Wednesday, March 26, 2008

"Like Pay Phones, Who Uses These Anymore?"


This lonely stack of phone books has been sitting at my building's entrance for a week, untouched. With free 411 service on our cell phones, and our computers armed with www.switchboard and Google to find a name or business in any city, who fusses with these anymore?

"I Was Bored During a Meeting, So I Photographed the Kayakers"


As a neighborhood newspaper reporter/photographer I must cover meetings where the speakers convey plans of a new development or road or bridge repair to the public, "the audience."

They are all similar. The speakers slickly present what the city has decided, and ask for questions from the audience. The audience asks, "Will you be taking our input here into account?"
The former environmentalist hired by the city because the pay was better says, "We are always interested in the concerns of the public, however these are the final plans."
Then the audience asks, "Then why were we asked to this meeting?
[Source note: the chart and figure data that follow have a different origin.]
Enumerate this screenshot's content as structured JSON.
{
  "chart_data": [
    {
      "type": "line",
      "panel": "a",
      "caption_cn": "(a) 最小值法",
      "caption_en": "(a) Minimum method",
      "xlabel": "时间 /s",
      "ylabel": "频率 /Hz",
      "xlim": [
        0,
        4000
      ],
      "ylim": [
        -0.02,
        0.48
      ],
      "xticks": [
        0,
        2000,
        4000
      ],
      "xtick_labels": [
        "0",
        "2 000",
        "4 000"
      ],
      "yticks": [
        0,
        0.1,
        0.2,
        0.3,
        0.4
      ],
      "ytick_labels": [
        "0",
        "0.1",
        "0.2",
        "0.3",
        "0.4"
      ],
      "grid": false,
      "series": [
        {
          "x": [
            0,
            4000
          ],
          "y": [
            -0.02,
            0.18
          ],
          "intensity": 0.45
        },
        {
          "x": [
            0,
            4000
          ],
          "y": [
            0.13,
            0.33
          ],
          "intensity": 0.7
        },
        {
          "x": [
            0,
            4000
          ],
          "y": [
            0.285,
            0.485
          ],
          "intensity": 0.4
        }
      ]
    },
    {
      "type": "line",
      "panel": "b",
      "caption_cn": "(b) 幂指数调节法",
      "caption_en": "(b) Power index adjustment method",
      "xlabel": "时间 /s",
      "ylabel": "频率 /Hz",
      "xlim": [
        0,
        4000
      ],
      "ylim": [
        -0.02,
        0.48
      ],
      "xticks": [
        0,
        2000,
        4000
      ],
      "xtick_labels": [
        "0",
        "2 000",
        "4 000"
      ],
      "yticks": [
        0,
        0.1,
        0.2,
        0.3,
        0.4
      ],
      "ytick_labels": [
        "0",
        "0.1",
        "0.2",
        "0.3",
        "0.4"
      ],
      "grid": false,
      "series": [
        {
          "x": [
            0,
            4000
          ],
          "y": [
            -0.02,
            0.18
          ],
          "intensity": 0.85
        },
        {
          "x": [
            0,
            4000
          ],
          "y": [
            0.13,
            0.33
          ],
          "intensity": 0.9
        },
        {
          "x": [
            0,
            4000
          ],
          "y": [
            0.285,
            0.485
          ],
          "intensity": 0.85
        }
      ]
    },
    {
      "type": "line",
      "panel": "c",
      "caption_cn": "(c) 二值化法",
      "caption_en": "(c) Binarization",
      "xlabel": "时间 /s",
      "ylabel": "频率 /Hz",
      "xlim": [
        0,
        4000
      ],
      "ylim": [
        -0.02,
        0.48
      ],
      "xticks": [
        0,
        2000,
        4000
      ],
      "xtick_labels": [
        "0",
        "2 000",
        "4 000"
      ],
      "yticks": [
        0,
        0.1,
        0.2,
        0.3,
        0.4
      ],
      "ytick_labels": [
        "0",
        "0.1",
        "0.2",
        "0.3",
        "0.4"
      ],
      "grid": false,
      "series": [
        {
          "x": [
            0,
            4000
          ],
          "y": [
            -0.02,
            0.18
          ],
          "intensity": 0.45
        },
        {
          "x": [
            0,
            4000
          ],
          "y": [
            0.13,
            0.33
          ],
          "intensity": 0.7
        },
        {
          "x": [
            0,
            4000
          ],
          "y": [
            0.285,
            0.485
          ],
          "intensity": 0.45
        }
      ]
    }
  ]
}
Couldn't you have sent us a flier instead?"
Then the another presenter, usually a tall man in a tie with silver hair steps up to the mike to the rescue, "Our engineers have studied this blah blah blah and feel that the best way to blah blah blah is to..."
Then the audience snickers to one another as if to say, "The wrong damn people are in charge of this city."
 

Tuesday, March 25, 2008

"Unsettling Beauty"


Mount Rainier is Washington's highest point. This 14,411 foot volcano is considered active, and looms over Seattle just 55 miles away, the same distance between Chicago and the Zion Nuclear Plant.

The locals here are not too concerned. Geologists say the volcano erupts just once every 1000 years, and it has not had a major eruption since, well, about 1000 years ago.